We used a randomized, controlled design with a long-term follow-up, which is a strength when it comes to assessing the effectiveness of treatments. Reliable and validated questionnaires were used for collecting outcome data. The behavior change techniques are grounded in a theoretical framework [17], shown to be positively associated with rehabilitation outcomes in interventions in both healthy adults [19] and in patients with cardiac disease [13, 20]. Moreover, since the intervention does not require any additional education, it is easy to implement in the existing routine exCR care. The study population was mainly representative of typical Swedish exCR programs [63] which affects the generalizability of the results. On the other hand, the patients included reported better HRQoL and psychological outcome measures compared with previously published studies [42, 43, 47], and were motivated to take part in an exCR program. The sample size calculation was performed on the primary outcome in the current study and not on psychological outcomes and HRQoL which is a limitation in the study as well as the use of a single-center design. Due to organizational circumstances, physical therapists could not be blinded to the group allocation of patients.
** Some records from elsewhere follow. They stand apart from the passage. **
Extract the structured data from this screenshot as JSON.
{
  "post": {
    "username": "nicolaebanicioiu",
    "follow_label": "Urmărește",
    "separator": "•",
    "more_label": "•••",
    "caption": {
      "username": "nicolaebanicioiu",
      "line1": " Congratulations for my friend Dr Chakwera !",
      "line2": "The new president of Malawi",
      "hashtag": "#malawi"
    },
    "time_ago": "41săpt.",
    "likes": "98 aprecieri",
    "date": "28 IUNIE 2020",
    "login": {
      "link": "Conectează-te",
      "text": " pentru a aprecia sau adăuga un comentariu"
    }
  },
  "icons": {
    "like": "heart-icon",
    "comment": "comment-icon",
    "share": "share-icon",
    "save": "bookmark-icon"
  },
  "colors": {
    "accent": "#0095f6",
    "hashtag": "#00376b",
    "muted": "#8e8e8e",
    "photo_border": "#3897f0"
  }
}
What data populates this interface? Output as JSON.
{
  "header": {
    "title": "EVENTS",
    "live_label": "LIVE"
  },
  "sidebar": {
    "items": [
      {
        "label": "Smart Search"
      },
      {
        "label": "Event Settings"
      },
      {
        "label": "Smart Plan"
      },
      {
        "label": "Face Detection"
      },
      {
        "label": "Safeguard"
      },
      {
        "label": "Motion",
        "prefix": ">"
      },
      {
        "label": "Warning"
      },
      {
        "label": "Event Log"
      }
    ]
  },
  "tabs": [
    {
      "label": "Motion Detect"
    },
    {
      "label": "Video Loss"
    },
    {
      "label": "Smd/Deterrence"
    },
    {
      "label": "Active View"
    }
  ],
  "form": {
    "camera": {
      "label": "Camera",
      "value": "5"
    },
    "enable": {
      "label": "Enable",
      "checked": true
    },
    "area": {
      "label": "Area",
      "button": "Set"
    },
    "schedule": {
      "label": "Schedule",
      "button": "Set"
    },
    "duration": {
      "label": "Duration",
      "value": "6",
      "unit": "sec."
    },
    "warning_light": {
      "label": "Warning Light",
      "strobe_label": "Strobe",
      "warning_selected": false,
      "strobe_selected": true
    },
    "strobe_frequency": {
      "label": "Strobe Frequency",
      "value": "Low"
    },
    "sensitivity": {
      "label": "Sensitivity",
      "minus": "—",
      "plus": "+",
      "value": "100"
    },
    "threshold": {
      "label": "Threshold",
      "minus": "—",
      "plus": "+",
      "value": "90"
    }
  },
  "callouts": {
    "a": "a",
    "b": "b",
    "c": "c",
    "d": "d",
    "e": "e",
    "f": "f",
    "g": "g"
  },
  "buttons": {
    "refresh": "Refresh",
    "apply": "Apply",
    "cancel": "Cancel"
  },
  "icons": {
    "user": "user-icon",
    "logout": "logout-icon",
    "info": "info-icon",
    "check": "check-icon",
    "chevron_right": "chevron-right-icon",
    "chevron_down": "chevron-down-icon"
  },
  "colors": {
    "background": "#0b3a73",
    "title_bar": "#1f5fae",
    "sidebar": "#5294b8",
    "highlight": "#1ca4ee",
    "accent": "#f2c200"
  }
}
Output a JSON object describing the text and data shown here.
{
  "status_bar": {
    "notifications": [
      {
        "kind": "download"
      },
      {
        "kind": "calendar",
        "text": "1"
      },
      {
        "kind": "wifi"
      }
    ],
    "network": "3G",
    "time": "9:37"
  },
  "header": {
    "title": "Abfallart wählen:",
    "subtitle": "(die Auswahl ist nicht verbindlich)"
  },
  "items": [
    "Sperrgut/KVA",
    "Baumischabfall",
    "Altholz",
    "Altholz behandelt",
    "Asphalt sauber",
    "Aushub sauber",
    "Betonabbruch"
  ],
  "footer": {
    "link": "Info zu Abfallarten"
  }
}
However, group allocation was kept confidential in relation to patients and the test procedure was validated by the involved physical therapists.

Conclusions

A BMIP added to routine exCR care showed no significant difference in effects on psychological outcomes and HRQoL compared with routine exCR care alone. Despite favorable baseline values, both groups improved significantly in multiple domains of the SF-36, EQ-VAS and HADS-A after completing the exCR program and sufficient enablement remained at the 12-month follow-up. There is still room for further development of BMIP in exCR, including greater tailoring to individual needs in a more heterogenous population of patients with CAD, but this needs to be investigated in future studies.